Overall, B2B revenues at £9.0 million were 30% higher than in H1-2019 (£6.9 million), while B2C revenues were 29% lower at £4.7 million (H1-2019: £6.7 million), principally owing to the Covid-19 pandemic.
International Payments was the Group’s strongest performing segment, supported by the acquisitions of Hermex and Casco last year, as well as strong organic growth. Revenue of £8.2 million was up by £3.4 million or 71%, of which £0.6 million is attributable to organic growth. International Payments now represents 60% of Group revenue, compared to 35% in H1-2019.
Banking revenues were flat overall, although B2B banking began to increase in the latest quarter, benefitting from the FY-2019 investment in the Group’s technology infrastructure.

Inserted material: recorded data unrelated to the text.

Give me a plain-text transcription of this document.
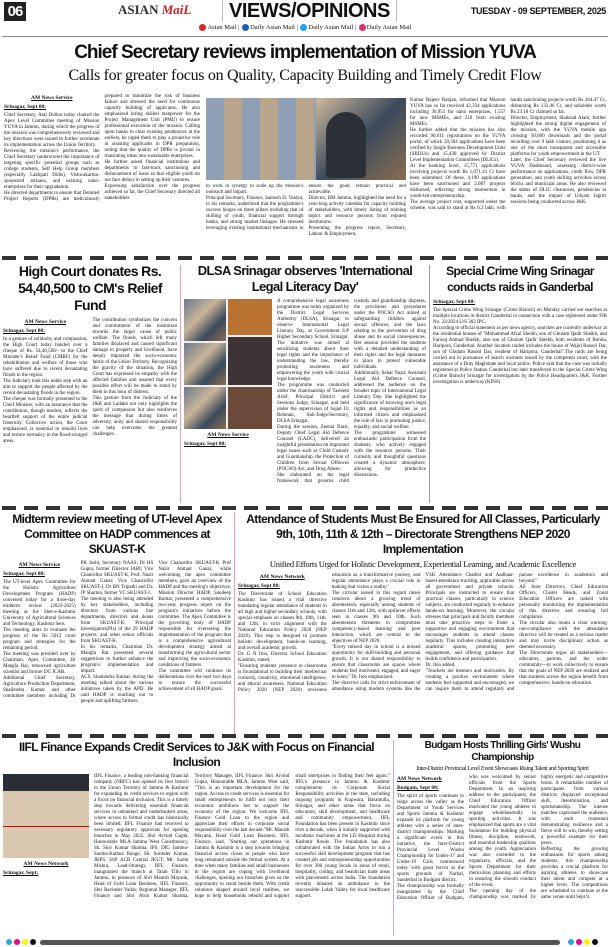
06	ASIAN MaiL	VIEWS/OPINIONS	TUESDAY - 09 SEPTEMBER, 2025
Asian Mail | Daily Asian Mail | Daily Asian Mail | Daily Asian Mail
Chief Secretary reviews implementation of Mission YUVA
Calls for greater focus on Quality, Capacity Building and Timely Credit Flow
AM News Service
Srinagar, Sept 08:

Chief Secretary, Atal Dulloo today chaired the Apex Level Committee meeting of Mission YUVA in Jammu, during which the progress of the mission was comprehensively reviewed and key directions were issued to further accelerate its implementation across the Union Territory.

Reviewing the mission's performance, the Chief Secretary underscored the importance of targeting specific potential groups such as college students, Self Help Group members (especially Lakhpati Didis), Vishwakarma-sponsored artisans, and existing nano-enterprises for their upgradation.

He directed departments to ensure that Detailed Project Reports (DPRs) are meticulously prepared to minimize the risk of business failure and stressed the need for continuous capacity building of applicants. He also emphasized hiring skilled manpower for the Project Management Unit (PMU) to ensure professional execution of the mission. Calling upon banks to clear existing pendencies at the earliest, he urged them to play a proactive role in assisting applicants in DPR preparation, noting that the quality of DPRs is pivotal in translating ideas into sustainable enterprises.

He further asked financial institutions and departments to fast-track sanctioning and disbursement of loans so that eligible youth do not face delays in setting up their ventures.

Expressing satisfaction over the progress achieved so far, the Chief Secretary directed all stakeholders

to work in synergy to scale up the mission's outreach and impact.

Principal Secretary, Finance, Santosh D. Vaidya, in his remarks, underlined that the programme's success hinges on three pillars including that of skilling of youth, financial support through banks, and strong market linkages. He stressed leveraging existing institutional mechanisms to ensure the goals remain practical and achievable.

Director, IIM Jammu, highlighted the need for a year-long activity calendar for capacity building of stakeholders, with timely listing of training topics and resource persons from reputed institutions.

Presenting the progress report, Secretary, Labour & Employment,

Kumar Rajeev Ranjan, informed that Mission YUVA has so far received 42,334 applications including 36,951 for nano enterprises, 1,557 for new MSMEs, and 210 from existing MSMEs.

He further added that the mission has also recorded 90,611 registrations on the YUVA portal, of which 20,304 applications have been verified by Single Business Development Units (SBDUs) and 15,438 approved by District Level Implementation Committees (DLICs).

At the banking level, 15,771 applications involving projects worth Rs 1,071.43 Cr have been submitted. Of these, 4,190 applications have been sanctioned and 2,087 projects disbursed, reflecting strong momentum in youth-led entrepreneurship.

The average project cost, supported under the scheme, was said to stand at Rs 6.3 lakh, with banks sanctioning projects worth Rs 264.47 Cr, disbursing Rs 133.46 Cr, and subsidies worth Rs 23.18 Cr claimed so far.

Director, Employment, Shahzad Alam, further highlighted the strong digital engagement of the mission, with the YUVA mobile app crossing 50,000 downloads and the portal recording over 9 lakh visitors, positioning it as one of the most transparent and accessible platforms for youth empowerment in the UT.

Later, the Chief Secretary reviewed the live YUVA Dashboard, assessing district-wise performance on applications, credit flow, DPR generation, and youth skilling activities across blocks and municipal areas. He also reviewed the status of DLIC clearances, pendencies at banks, and the impact of Udyam Jagriti sessions being conducted across J&K.

High Court donates Rs. 54,40,500 to CM's Relief Fund
AM News Service
Srinagar, Sept 08:

In a gesture of solidarity and compassion, the High Court today handed over a cheque of Rs. 54,40,500/- to the Chief Minister's Relief Fund (CMRF) for the rehabilitation and welfare of those who have suffered due to recent devastating floods in the region.

The Judiciary took this noble step with an aim to support the people affected by the recent devastating floods in the region.

The cheque was formally presented to the Chief Minister, with an assurance that the contribution, though modest, reflects the heartfelt support of the entire judicial fraternity. Collective action, the Court emphasized, is essential to rebuild lives and restore normalcy in the flood-ravaged areas.

The contribution symbolizes the concern and commitment of the institution towards the larger cause of public welfare. The floods, which left many families displaced and caused significant damage to property and livelihood, have deeply impacted the socio-economic fabric of the Union Territory. Recognizing the gravity of the situation, the High Court has expressed its empathy with the affected families and assured that every possible effort will be made to stand by them in this hour of distress.

This gesture from the Judiciary of the J&K and Ladakh not only highlights the spirit of compassion but also reinforces the message that during times of adversity, unity and shared responsibility can help overcome the greatest challenges.

DLSA Srinagar observes 'International Legal Literacy Day'
AM News Service
Srinagar, Sept 08:

A comprehensive legal awareness programme was today organized by the District Legal Services Authority (DLSA), Srinagar, to observe International Legal Literacy Day, at Government S.P Higher Secondary School, Srinagar.

The initiative was aimed at sensitizing students about their legal rights and the importance of understanding the law, thereby promoting awareness and empowering the youth with crucial legal knowledge.

The programme was conducted under the chairmanship of Tasleem Arief, Principal District and Sessions Judge, Srinagar, and held under the supervision of Sajad Ur Rehman, Sub-Judge/Secretary, DLSA Srinagar.

During the session, Zeenat Nazir, Deputy Chief Legal Aid Defence Counsel (LADC), delivered an insightful presentation on important legal issues such as Child Custody and Guardianship, the Protection of Children from Sexual Offences (POCSO) Act, and Drug Abuse.

She elaborated on the legal framework that governs child custody and guardianship disputes, the provisions and procedures under the POCSO Act aimed at safeguarding children against sexual offences, and the laws relating to the prevention of drug abuse and its social consequences. Her session provided the students with a detailed understanding of their rights and the legal measures in place to protect vulnerable individuals.

Additionally, Sehar Nazir, Assistant Legal Aid Defence Counsel, addressed the audience on the broader topic of International Legal Literacy Day. She highlighted the significance of knowing one's legal rights and responsibilities as an informed citizen and emphasized the role of law in promoting justice, equality, and social welfare.

The programme witnessed enthusiastic participation from the students, who actively engaged with the resource persons. Their curiosity and thoughtful questions created a dynamic atmosphere, allowing for productive discussions.

Special Crime Wing Srinagar conducts raids in Ganderbal
Srinagar, Sept 08:

The Special Crime Wing Srinagar (Crime Branch) on Monday carried out searches at multiple locations in district Ganderbal in connection with a case registered under FIR No. 23/2024 U/S 302 IPC.

According to official statement as per news agency, searches are currently underway at the residential houses of "Mohammad Afzal Sheikh, son of Ghulam Qadir Sheikh, and Farooq Ahmad Sheikh, also son of Ghulam Qadir Sheikh, both residents of Bonila, Haripora, Ganderbal. Another location raided includes the house of Wajid Rasool Dar, son of Ghulam Rasool Dar, resident of Haripora, Ganderbal".The raids are being carried out in pursuance of search warrants issued by the competent court, with the assistance of a Duty Magistrate and local police. Police said that the case was initially registered at Police Station Ganderbal but later transferred to the Special Crime Wing (Crime Branch) Srinagar for investigation by the Police Headquarters J&K. Further investigation is underway.(KINS)

Midterm review meeting of UT-level Apex Committee on HADP commences at SKUAST-K
AM News Service
Srinagar, Sept 08:

The UT-level Apex Committee for the Holistic Agriculture Development Program (HADP) convened today for a three-day midterm review (2023-2025) meeting at the Sher-e-Kashmir University of Agricultural Sciences and Technology, Kashmir here.

The meeting aims to evaluate the progress of the Rs 5012 crore program and strategies for the remaining period.

The meeting was presided over by Chairman, Apex Committee, Dr Mangla Rai, renowned agriculture scientist and former DG ICAR.

Additional Chief Secretary, Agriculture Production Department, Shailendra Kumar and other committee members including Dr PK Joshi, Secretary NAAS; Dr HS Gupta, former Director IARI; Vice Chancellor SKUAST-K, Prof. Nazir Ahmad Ganai; Vice Chancellor SKUAST-J, Dr BN Tripathi and Dr. JP Sharma, former VC SKUAST-J.

The meeting is also being attended by key stakeholders, including directors from various line departments, directors and deans from SKUAST-K, Principal Investigators(PIs) of the 29 HADP projects, and other senior officials from SKUAST-K.

In his remarks, Chairman Dr. Mangla Rai presented several suggestions to further enhance the program's implementation and impact.

ACS, Shailendra Kumar, during the meeting talked about the various initiatives taken by the APD. He said HADP is reaching out to people and uplifting farmers.

Vice Chancellor SKUAST-K Prof Nazir Ahmad Ganai, while welcoming the apex committee members, gave an overview of the HADP and the meeting's objectives. Mission Director HADP, Sandeep Kumar, presented a comprehensive two-year progress report on the program's initiatives before the committee. The Apex Committee is the governing body of HADP responsible for overseeing the implementation of the program that is a comprehensive agricultural development strategy aimed at transforming the agricultural sector and improving the socio-economic conditions of farmers.

The committee will continue its deliberations over the next two days to ensure the successful achievement of all HADP goals.

Attendance of Students Must Be Ensured for All Classes, Particularly 9th, 10th, 11th & 12th – Directorate Strengthens NEP 2020 Implementation
Unified Efforts Urged for Holistic Development, Experiential Learning, and Academic Excellence
AM News Network
Srinagar, Sept 08:

The Directorate of School Education Kashmir has issued a vital directive mandating regular attendance of students in all high and higher secondary schools, with special emphasis on classes 9th, 10th, 11th, and 12th, in strict alignment with the National Education Policy 2020 (NEP 2020). This step is designed to promote holistic development, hands-on learning, and overall academic growth.

Dr. G N Itoo, Director School Education Kashmir, stated,

"Ensuring students' presence in classrooms is foundational to building their intellectual curiosity, creativity, emotional intelligence, and ethical awareness. National Education Policy 2020 (NEP 2020) envisions education as a transformative journey, and regular attendance plays a crucial role in making that vision a reality."

The circular issued in this regard raises concerns about a growing trend of absenteeism, especially among students of classes 11th and 12th, with spillover effects seen in classes 9th and 10th. Such absenteeism threatens to compromise competency-based learning and peer interaction, which are central to the objectives of NEP 2020.

"Every missed day in school is a missed opportunity for skill-building and personal growth. It is our shared responsibility to ensure that classrooms are spaces where students feel motivated, engaged, and eager to learn," Dr. Itoo emphasized.

The directive calls for strict enforcement of attendance using modern systems like the VSK Attendance Chatbot and Aadhaar-based attendance tracking, applicable across all government and private schools. Principals are instructed to ensure that practical classes, particularly in science subjects, are conducted regularly to enhance hands-on learning. Moreover, the circular stresses that principals and faculty members must take proactive steps to foster a supportive and engaging environment that encourages students to attend classes regularly. This includes creating interactive academic spaces, promoting peer engagement, and offering guidance that builds confidence and participation.

Dr. Itoo added,

"Teachers are mentors and motivators. By creating a positive environment where students feel supported and encouraged, we can inspire them to attend regularly and pursue excellence in academics and beyond."

All Joint Directors, Chief Education Officers, Cluster Heads, and Zonal Education Officers are tasked with personally monitoring the implementation of this directive and ensuring full compliance.

The circular also issues a clear warning: non-compliance with the attendance directive will be treated as a serious matter and may invite disciplinary action as deemed necessary.

The Directorate urges all stakeholders—educators, parents, and the wider community—to work collectively to ensure that the goals of NEP 2020 are realized and that students across the region benefit from comprehensive, hands-on education.

IIFL Finance Expands Credit Services to J&K with Focus on Financial Inclusion
AM News Network
Srinagar, Sept;

IIFL Finance, a leading non-banking financial company (NBFC) has opened its first branch in the Union Territory of Jammu & Kashmir for expanding its credit services to region with a focus on financial inclusion. This is a timely step towards delivering essential financial services in unbanked and underbanked areas, where access to formal credit has historically been limited. IIFL Finance had received to necessary regulatory approvals for opening branches in May 2025. Shri Arvind Gupta, Honourable MLA Jammu West Constituency, Sh. Shiv Kumar Sharma, IPS, DIG Jammu-Samba-Kathua Range, Sh. Surinder Kumar, JKPS, SSP ACB Central JKUT, Mr. Sumit Mishra, Lead-Strategy, IIFL Finance, inaugurated the branch at Talab Tillo in Jammu, in presence of Shri Manish Mayank, Head of Gold Loan Business, IIFL Finance, Shri Ravinder Yadav, Regional Manager, IIFL Finance and Shri Arun Kumar Sharma, Territory Manager, IIFL Finance. Shri Arvind Gupta, Honourable MLA, Jammu West said, "This is an important development for the region. Access to credit services is essential for small entrepreneurs to fulfil not only their economic ambitions but to support the economy of the region. We welcome IIFL Finance Gold Loan to the region and appreciate their efforts in corporate social responsibility over the last decade."Mr. Manish Mayank, Head Gold Loan Business, IIFL Finance, said, "Starting our operations in Jammu & Kashmir is a step towards bringing financial access closer to people who have long remained outside the formal system. At a time when many families and small businesses in the region are coping with livelihood challenges, opening our branches gives us the opportunity to stand beside them. With credit solutions shaped around local realities, we hope to help households rebuild and support small enterprises in finding their feet again." IIFL's presence in Jammu & Kashmir complements its Corporate Social Responsibility activities in the state, including ongoing programs in Kupwara, Baramulla, Srinagar, and other areas that focus on education, skill development, and healthcare and community empowerment. IIFL Foundation has been present in Kashmir since over a decade, when it initially supported with incubator machines at the LD Hospital during Kashmir floods. The foundation has also collaborated with the Indian Army to run a successful skill development program that has created job and entrepreneurship opportunities for over 300 young locals in areas of retail, hospitality, coding, and beautician trade areas with placements across India. The foundation recently donated an ambulance in the inaccessible Lolab Valley for local healthcare support.

Budgam Hosts Thrilling Girls' Wushu Championship
Inter-District Provincial Level Event Showcases Rising Talent and Sporting Spirit
AM News Network
Budgam, Sept 08:

The spirit of sports continues to surge across the valley as the Department of Youth Services and Sports Jammu & Kashmir expands its platform for young athletes with a series of inter-district championships. Marking a significant event in this initiative, the Inter-District Provincial Level Wushu Championship for Under-17 and Under-19 Girls commenced today with great fervor at the sports grounds of Narbal, Sanderbal in Budgam district.

The championship was formally inaugurated by the Chief Education Officer of Budgam, who was welcomed by senior officials from the Sports Department. In an inspiring address to the participants, the Chief Education Officer motivated the young athletes to engage wholeheartedly in sporting activities. It was emphasized that sports are a vital foundation for building physical fitness, discipline, teamwork, and essential leadership qualities among the youth. Appreciation was also extended to the organizers, officials, and the Sports Department for their meticulous planning and efforts in ensuring the smooth conduct of the event.

The opening day of the championship was marked by highly energetic and competitive bouts. A remarkable number of participants from various districts displayed exceptional skill, determination, and sportsmanship. The intense matches captivated the audience, with each contestant demonstrating resilience and a fierce will to win, thereby setting a powerful example for their peers.

Reflecting the growing enthusiasm for sports among students, this championship provides a crucial platform for aspiring athletes to showcase their talent and compete at a higher level. The competitions are scheduled to continue at the same venue until Sept 9.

Revenue from the Corporate Expenses platform, the Group’s B2B card product, fell by 40% to £1.4 million reflecting the radically reduced corporate activity from late-March 2020 due to the Covid-19 pandemic. However, revenues from this platform have started to recover in recent months.
B2C Travel Money (cards and cash) revenue of £1.4 million (down 59%) reflects the Group’s strategic focus on B2B revenue streams and the effects of the Covid-19 pandemic hitting volumes in historically strong seasonal months for travel. Travel Money continues to represent a smaller proportion of total revenues, it now being 11% in H1-2020 versus 26% in H1-2019.
Inevitably there was a slowdown in Q2-2020 across all segments but there has been resilience particularly in International Payments.
Trading in June 2020, and in the 14 working days to 20 July 2020 was encouraging with average revenues being £111k per day.
Travel cash business via both Bureaux and B2C retail cards has begun to pick up gradually and it is anticipated that corporate card revenues will continue to increase from current levels. The Board remains optimistic for revenue growth, particularly in International Payments, in the current financial year and beyond.
After the considerable investment in development over the last 24 months, and the product and infrastructure improvements which have been made, the Board had already commenced the process of re-sizing the Group accordingly.
In addition, the change in economic conditions driven by the Covid-19 pandemic, especially in the travel markets, has led the Board to conclude that a number of staff will now be at risk of redundancy.
The combined consequences of these actions will reduce the headcount from its high point of 341 in December 2019 (as reported in the results for that year) by 15-20% net of a few new hires in revenue generating roles. The financial impact to the Group is that there will be a one-off redundancy cost of circa £0.5 million but offset by a cash saving to the Group of circa £2.5 million per annum.
A further examination by the Board of the Group’s real-estate expense, the second highest cost category is continuing, and naturally all other costs are constantly under review.
The company said that the Group’s employees have transitioned to remote working well, with the investment in improved technical infrastructure benefitting the Group’s operations.
The decision to strategically focus on both International Payments and B2B markets has greatly helped the Group to trade robustly not only against the headwinds of Covid-19, but also the uncertain pattern of Brexit transition trading and the disruption caused by the FCA’s intervention in Wirecard’s UK business in late June.
Whilst the Covid-19 pandemic has naturally affected the Group, revenues are returning to more normalised levels in most B2B business segments since the initial impact in late March. The Board is pleased that overall trading continues to perform in line with management expectations. The Group intends to provide a full update on trading and to reinstate financial guidance to analysts and investors for the twelve months ended 31 December 2020 (‘FY-2020’) at the Interim Results, to be reported in September 2020
The Board believes that the Group remains financially stable and well placed to grow and capitalise on opportunities that may arise alongside the wider global recovery.